DevUp Docs
Back to Dashboard

Chat Completions

Reasoning Models

Configure chain-of-thought reasoning with reasoning_effort and the reasoning parameter.

Some models on DEVUP AI support extended chain-of-thought reasoning — the model “thinks through” a problem step by step before producing a final answer. By default, reasoning models produce a reasoning trace alongside the response. You can control this behavior with the reasoning_effort parameter.

Supported models

Reasoning is available on models that support chain-of-thought, including:

  • deepseek-ai/DeepSeek-R1

Check the model catalog for the latest list.

Controlling reasoning effort

Use reasoning_effort to control how much reasoning the model performs. Higher effort means deeper thinking but more output tokens and higher latency.

from openai import OpenAI

client = OpenAI(
    api_key="$DEVUP_API_KEY",
    base_url="https://api.devupai.com/v1",
)

response = client.chat.completions.create(
    model="deepseek-ai/DeepSeek-R1",
    messages=[{"role": "user", "content": "Prove that the square root of 2 is irrational."}],
    extra_body={"reasoning_effort": "high"},
)

print(response.choices[0].message.content)

Disabling reasoning

Set reasoning_effort to "none" to disable chain-of-thought entirely. The model will respond directly without a reasoning trace — faster and cheaper.

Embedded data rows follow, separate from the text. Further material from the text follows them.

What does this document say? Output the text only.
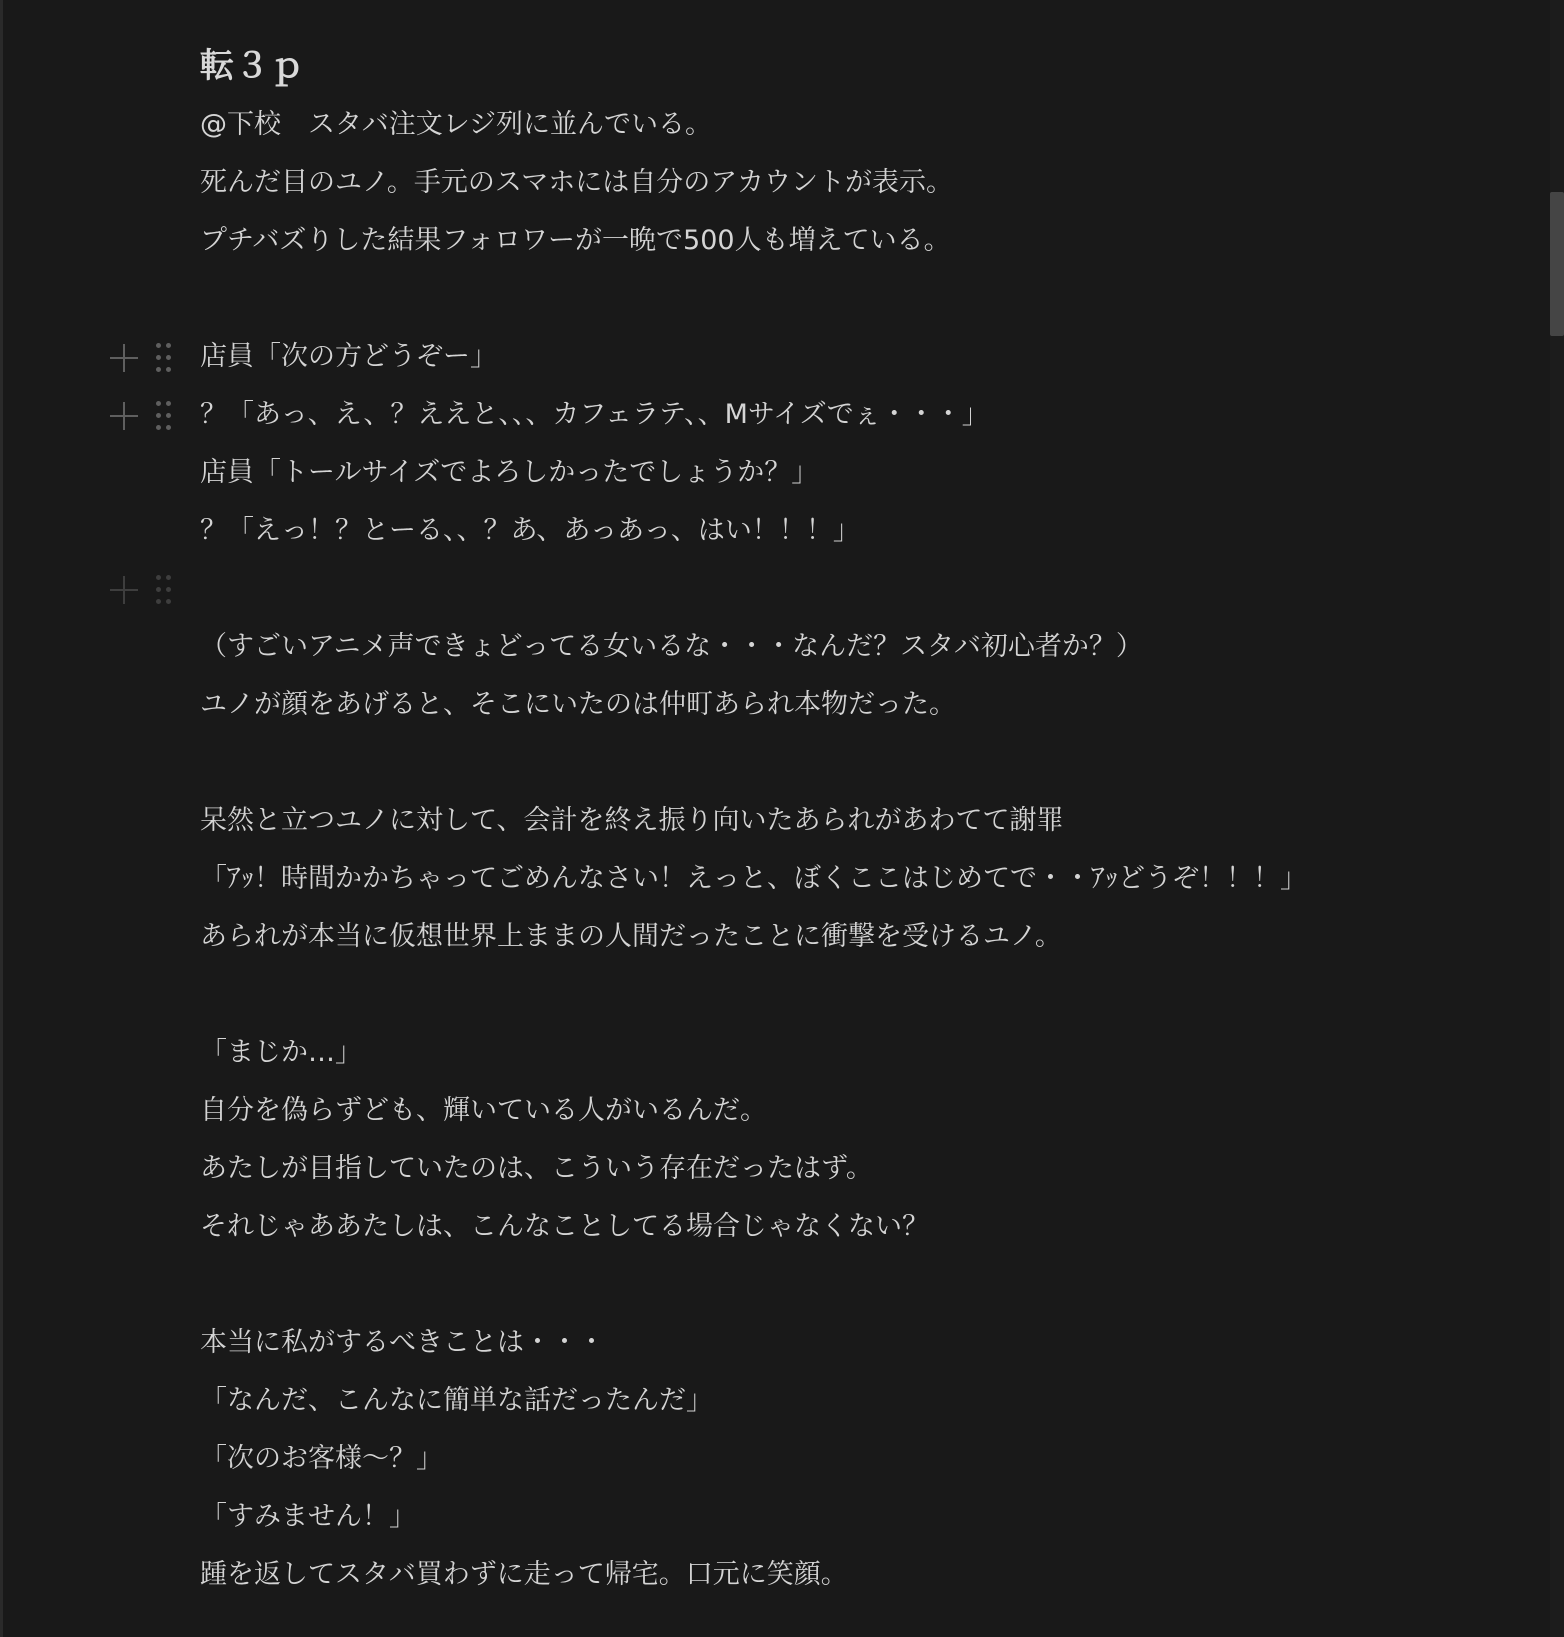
転３ｐ
@下校　スタバ注文レジ列に並んでいる。
死んだ目のユノ。手元のスマホには自分のアカウントが表示。
プチバズりした結果フォロワーが一晩で500人も増えている。
店員「次の方どうぞー」
？「あっ、え、？ええと、、、カフェラテ、、Mサイズでぇ・・・」
店員「トールサイズでよろしかったでしょうか？」
？「えっ！？とーる、、？あ、あっあっ、はい！！！」
（すごいアニメ声できょどってる女いるな・・・なんだ？スタバ初心者か？）
ユノが顔をあげると、そこにいたのは仲町あられ本物だった。
呆然と立つユノに対して、会計を終え振り向いたあられがあわてて謝罪
「ｱｯ！時間かかちゃってごめんなさい！えっと、ぼくここはじめてで・・ｱｯどうぞ！！！」
あられが本当に仮想世界上ままの人間だったことに衝撃を受けるユノ。
「まじか…」
自分を偽らずども、輝いている人がいるんだ。
あたしが目指していたのは、こういう存在だったはず。
それじゃああたしは、こんなことしてる場合じゃなくない？
本当に私がするべきことは・・・
「なんだ、こんなに簡単な話だったんだ」
「次のお客様～？」
「すみません！」
踵を返してスタバ買わずに走って帰宅。口元に笑顔。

response = client.chat.completions.create(
    model="deepseek-ai/DeepSeek-R1",
    messages=[{"role": "user", "content": "What is the capital of France?"}],
    extra_body={"reasoning_effort": "none"},
)

The reasoning parameter

For more granular control, use the reasoning object instead of reasoning_effort:

response = client.chat.completions.create(
    model="deepseek-ai/DeepSeek-R1",
    messages=[{"role": "user", "content": "Solve this step by step: 15! / 13!"}],
    extra_body={
        "reasoning": {
            "effort": "medium",
            "enabled": True,
        }
    },
)

Setting "enabled": false is equivalent to reasoning_effort: "none".

When to use reasoning

Use caseEffort Level
Math, logic, and code problems"high" (default for reasoning models)
Multi-step analysis"medium" or "high"
Simple Q&A, translation, summarization"none"
Cost-sensitive workloads"none" or "low"

Supported parameters

ParameterTypeDescription
reasoning_effortstringControls reasoning depth: "none", "low", "medium", "high".
reasoningobjectFine-grained reasoning config.
reasoning.effortstringSame values as reasoning_effort.
reasoning.enabledbooleanExplicitly enable or disable reasoning.

Notes

  • Streaming Support: Reasoning models support streaming; the reasoning trace is returned in the reasoning_content delta block before the final answer begins.
  • Token Pricing: Tokens generated during the reasoning phase are billed as standard output tokens.
  • Usage Telemetry: Your API response will report completion_tokens_details which contains reasoning_tokens so you can track how much the model "thought".
  • Temperature Constraints: Some reasoning models may enforce fixed temperatures to maintain logical integrity, ignoring any custom temperature parameter passed.